Shortly after this, in 1951, he became an instructor in the Economic Policy department of The Party's regional leadership for the whole of Brandenburg. However, the regional tier of government was abolished in 1952 as part of a strategy to centralise party/government control, and in August 1952 Müller was given the same job in the city of Cottbus. He left after a few months, to begin in March 1953 a period of study at the Regional Party Academy in Ballenstedt. On graduating he remained at the Party Academy, now as a Deputy Head and Economics teacher between 1954 and 1955.
In June 1955 Fritz Müller relocated to Berlin. Here he succeeded as :de:Liste der ZK-Abteilungen und ihrer Abteilungsleiter Leader of the Planning and Finance Department of the Party Central Committee. The country's classic Leninist constitutional arrangements insisted on the "Leading role" of the ruling party, which made the central committee the dominant element in ruling East Germany. In May 1960 Fritz Müller was appointed head of the Central Committee's Cadre Department, a position he would hold for nearly three decades.
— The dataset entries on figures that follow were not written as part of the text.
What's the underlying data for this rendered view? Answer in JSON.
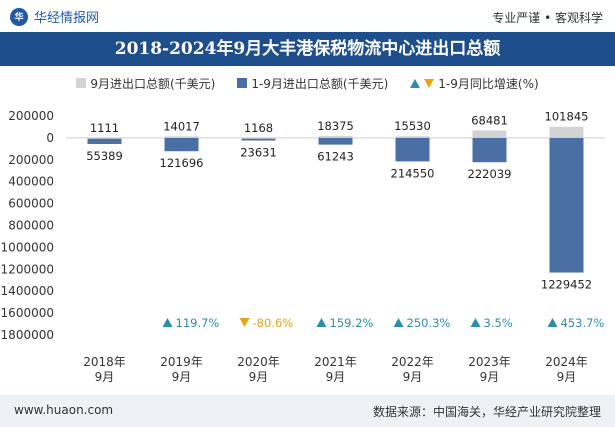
{
  "header": {
    "brand": "华经情报网",
    "tags": "专业严谨 • 客观科学"
  },
  "footer": {
    "site": "www.huaon.com",
    "source": "数据来源：中国海关，华经产业研究院整理"
  },
  "colors": {
    "title_bg": "#1f4e8c",
    "bar_sept": "#d3d3d3",
    "bar_cumulative": "#4a6fa5",
    "growth_up": "#2a8fa8",
    "growth_down": "#e8a317"
  },
  "chart_data": {
    "type": "bar",
    "title": "2018-2024年9月大丰港保税物流中心进出口总额",
    "categories": [
      "2018年\n9月",
      "2019年\n9月",
      "2020年\n9月",
      "2021年\n9月",
      "2022年\n9月",
      "2023年\n9月",
      "2024年\n9月"
    ],
    "series": [
      {
        "name": "9月进出口总额(千美元)",
        "values": [
          1111,
          14017,
          1168,
          18375,
          15530,
          68481,
          101845
        ]
      },
      {
        "name": "1-9月进出口总额(千美元)",
        "values": [
          -55389,
          -121696,
          -23631,
          -61243,
          -214550,
          -222039,
          -1229452
        ]
      }
    ],
    "value_labels": {
      "sept": [
        "1111",
        "14017",
        "1168",
        "18375",
        "15530",
        "68481",
        "101845"
      ],
      "cumulative": [
        "55389",
        "121696",
        "23631",
        "61243",
        "214550",
        "222039",
        "1229452"
      ]
    },
    "growth": {
      "name": "1-9月同比增速(%)",
      "values": [
        119.7,
        -80.6,
        159.2,
        250.3,
        3.5,
        453.7
      ],
      "labels": [
        "119.7%",
        "-80.6%",
        "159.2%",
        "250.3%",
        "3.5%",
        "453.7%"
      ],
      "start_index": 1
    },
    "y_ticks": [
      200000,
      0,
      -200000,
      -400000,
      -600000,
      -800000,
      -1000000,
      -1200000,
      -1400000,
      -1600000,
      -1800000
    ],
    "y_tick_labels": [
      "200000",
      "0",
      "200000",
      "400000",
      "600000",
      "800000",
      "1000000",
      "1200000",
      "1400000",
      "1600000",
      "1800000"
    ],
    "ylim": [
      -1800000,
      200000
    ],
    "grid": false,
    "legend_position": "top-center"
  }
}
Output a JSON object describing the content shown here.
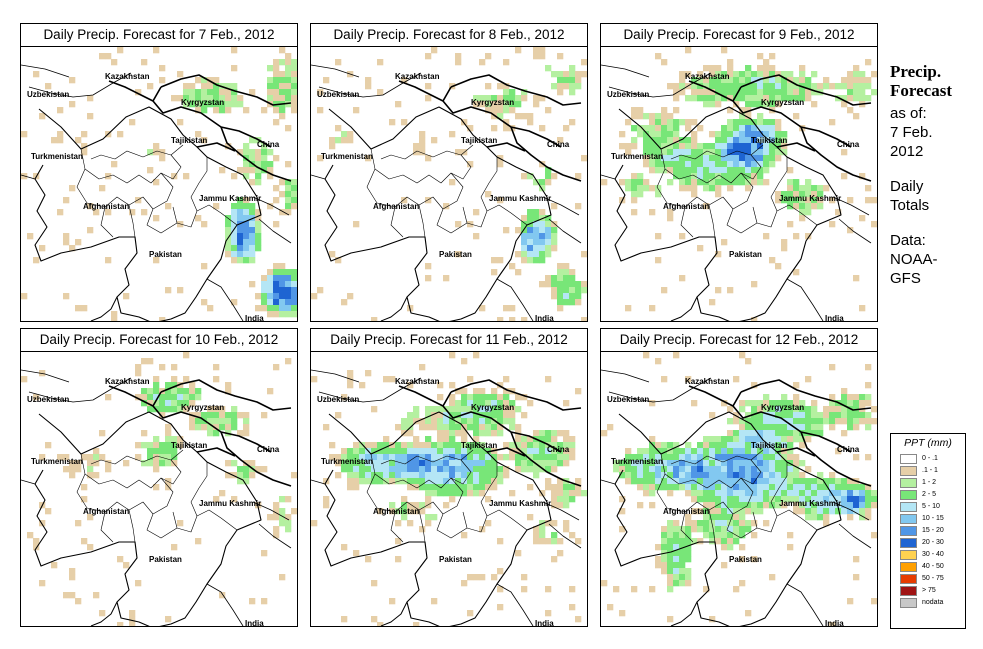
{
  "panels": [
    {
      "title": "Daily Precip. Forecast for  7 Feb., 2012",
      "day": 0
    },
    {
      "title": "Daily Precip. Forecast for  8 Feb., 2012",
      "day": 1
    },
    {
      "title": "Daily Precip. Forecast for  9 Feb., 2012",
      "day": 2
    },
    {
      "title": "Daily Precip. Forecast for  10 Feb., 2012",
      "day": 3
    },
    {
      "title": "Daily Precip. Forecast for  11 Feb., 2012",
      "day": 4
    },
    {
      "title": "Daily Precip. Forecast for  12 Feb., 2012",
      "day": 5
    }
  ],
  "countries": {
    "uzbekistan": "Uzbekistan",
    "kazakhstan": "Kazakhstan",
    "kyrgyzstan": "Kyrgyzstan",
    "tajikistan": "Tajikistan",
    "turkmenistan": "Turkmenistan",
    "china": "China",
    "jammu_kashmir": "Jammu Kashmir",
    "afghanistan": "Afghanistan",
    "pakistan": "Pakistan",
    "india": "India"
  },
  "side": {
    "title_line1": "Precip.",
    "title_line2": "Forecast",
    "asof_line1": "as of:",
    "asof_line2": "7 Feb.",
    "asof_line3": "2012",
    "daily_line1": "Daily",
    "daily_line2": "Totals",
    "data_line1": "Data:",
    "data_line2": "NOAA-",
    "data_line3": "GFS"
  },
  "legend": {
    "title": "PPT (mm)",
    "items": [
      {
        "label": "0 - .1",
        "color": "#ffffff"
      },
      {
        "label": ".1 - 1",
        "color": "#e6cfa8"
      },
      {
        "label": "1 - 2",
        "color": "#b4f0a0"
      },
      {
        "label": "2 - 5",
        "color": "#78e678"
      },
      {
        "label": "5 - 10",
        "color": "#b4e6f5"
      },
      {
        "label": "10 - 15",
        "color": "#82c8f0"
      },
      {
        "label": "15 - 20",
        "color": "#5096e6"
      },
      {
        "label": "20 - 30",
        "color": "#1e64d2"
      },
      {
        "label": "30 - 40",
        "color": "#ffd250"
      },
      {
        "label": "40 - 50",
        "color": "#ffa000"
      },
      {
        "label": "50 - 75",
        "color": "#e63c00"
      },
      {
        "label": "> 75",
        "color": "#a01414"
      },
      {
        "label": "nodata",
        "color": "#c8c8c8"
      }
    ]
  }
}
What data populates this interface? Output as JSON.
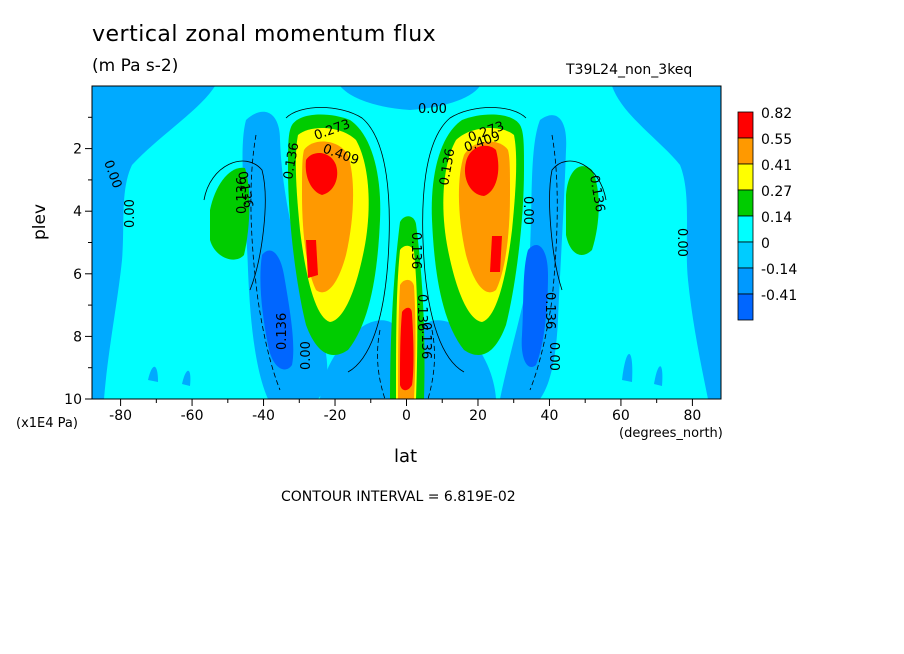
{
  "chart_data": {
    "type": "contour",
    "title": "vertical zonal momentum flux",
    "units": "(m Pa s-2)",
    "run_label": "T39L24_non_3keq",
    "xlabel": "lat",
    "xunit": "(degrees_north)",
    "ylabel": "plev",
    "yunit": "(x1E4 Pa)",
    "contour_interval_text": "CONTOUR INTERVAL = 6.819E-02",
    "xlim": [
      -88,
      88
    ],
    "ylim": [
      10,
      0
    ],
    "x_ticks": [
      -80,
      -60,
      -40,
      -20,
      0,
      20,
      40,
      60,
      80
    ],
    "y_ticks": [
      2,
      4,
      6,
      8,
      10
    ],
    "colorbar": {
      "levels": [
        "0.82",
        "0.55",
        "0.41",
        "0.27",
        "0.14",
        "0",
        "-0.14",
        "-0.41"
      ],
      "colors": [
        "#ff0000",
        "#ff9900",
        "#ffff00",
        "#00cc00",
        "#00ffff",
        "#00ccff",
        "#0099ff",
        "#0066ff"
      ]
    },
    "colors": {
      "background": "#00ffff",
      "neg1": "#00aaff",
      "neg2": "#0066ff",
      "pos1": "#00cc00",
      "pos2": "#ffff00",
      "pos3": "#ff9900",
      "pos4": "#ff0000"
    },
    "contour_labels": [
      "0.00",
      "0.00",
      "0.00",
      "0.00",
      "0.00",
      "0.136",
      "0.136",
      "0.136",
      "0.136",
      "0.136",
      "0.136",
      "0.136",
      "0.136",
      "0.273",
      "0.273",
      "0.409",
      "0.409",
      "0.136",
      "0.136",
      "0.00",
      "0.00"
    ]
  }
}
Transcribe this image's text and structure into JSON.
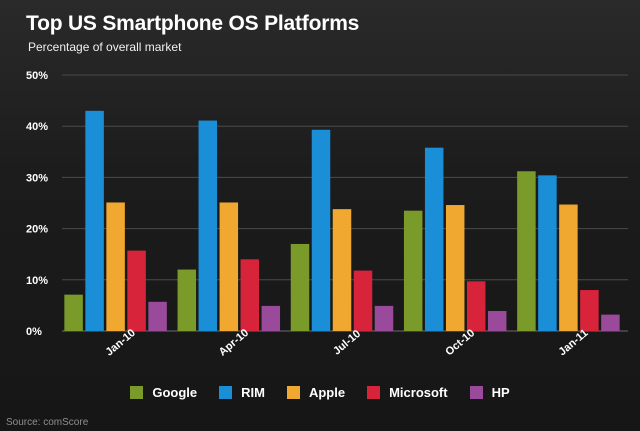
{
  "title": "Top US Smartphone OS Platforms",
  "subtitle": "Percentage of overall market",
  "source": "Source: comScore",
  "chart_data": {
    "type": "bar",
    "title": "Top US Smartphone OS Platforms",
    "subtitle": "Percentage of overall market",
    "xlabel": "",
    "ylabel": "",
    "ylim": [
      0,
      50
    ],
    "yticks": [
      0,
      10,
      20,
      30,
      40,
      50
    ],
    "ytick_labels": [
      "0%",
      "10%",
      "20%",
      "30%",
      "40%",
      "50%"
    ],
    "grid": true,
    "legend_position": "bottom",
    "categories": [
      "Jan-10",
      "Apr-10",
      "Jul-10",
      "Oct-10",
      "Jan-11"
    ],
    "series": [
      {
        "name": "Google",
        "color": "#7a9a2a",
        "values": [
          7.1,
          12.0,
          17.0,
          23.5,
          31.2
        ]
      },
      {
        "name": "RIM",
        "color": "#1a8fd8",
        "values": [
          43.0,
          41.1,
          39.3,
          35.8,
          30.4
        ]
      },
      {
        "name": "Apple",
        "color": "#f0a830",
        "values": [
          25.1,
          25.1,
          23.8,
          24.6,
          24.7
        ]
      },
      {
        "name": "Microsoft",
        "color": "#d8243a",
        "values": [
          15.7,
          14.0,
          11.8,
          9.7,
          8.0
        ]
      },
      {
        "name": "HP",
        "color": "#9a4a9a",
        "values": [
          5.7,
          4.9,
          4.9,
          3.9,
          3.2
        ]
      }
    ]
  }
}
The post gave him responsibility for the further training of party officers and of officers of the approved mass movements that were a feature of the political structure applied in the Soviet Union and its satellite states. He was also responsible for Personnel Strategy within the SED and thereby also of the entire nomenklatura structure, embracing the relevant organisations and institutions. His own name first appeared on the candidate list for central committee membership in 1963. In 1967 he became one of the 131 members of the Party Central Committee. Additionally, in April 1979 he succeeded as First Secretary in the Central Leadership of the Party Organisation in the Central Committee Apparatus.
The changes of 1989/90 heralded the end of the German Democratic Republic as a standalone state, and they also signaled the end of Fritz Müller's political career. On 8 November 1989 the Central Committee Politburo resigned, Müller was relieved of his Central Committee duties on 28 November 1989. A few months later, on 10 February 1990, he was excluded from the Party of Democratic Socialism, the name by which East Germany's old SED was now in the process, slightly hesitantly, of trying to reinvent itself in anticipation of a more democratic future.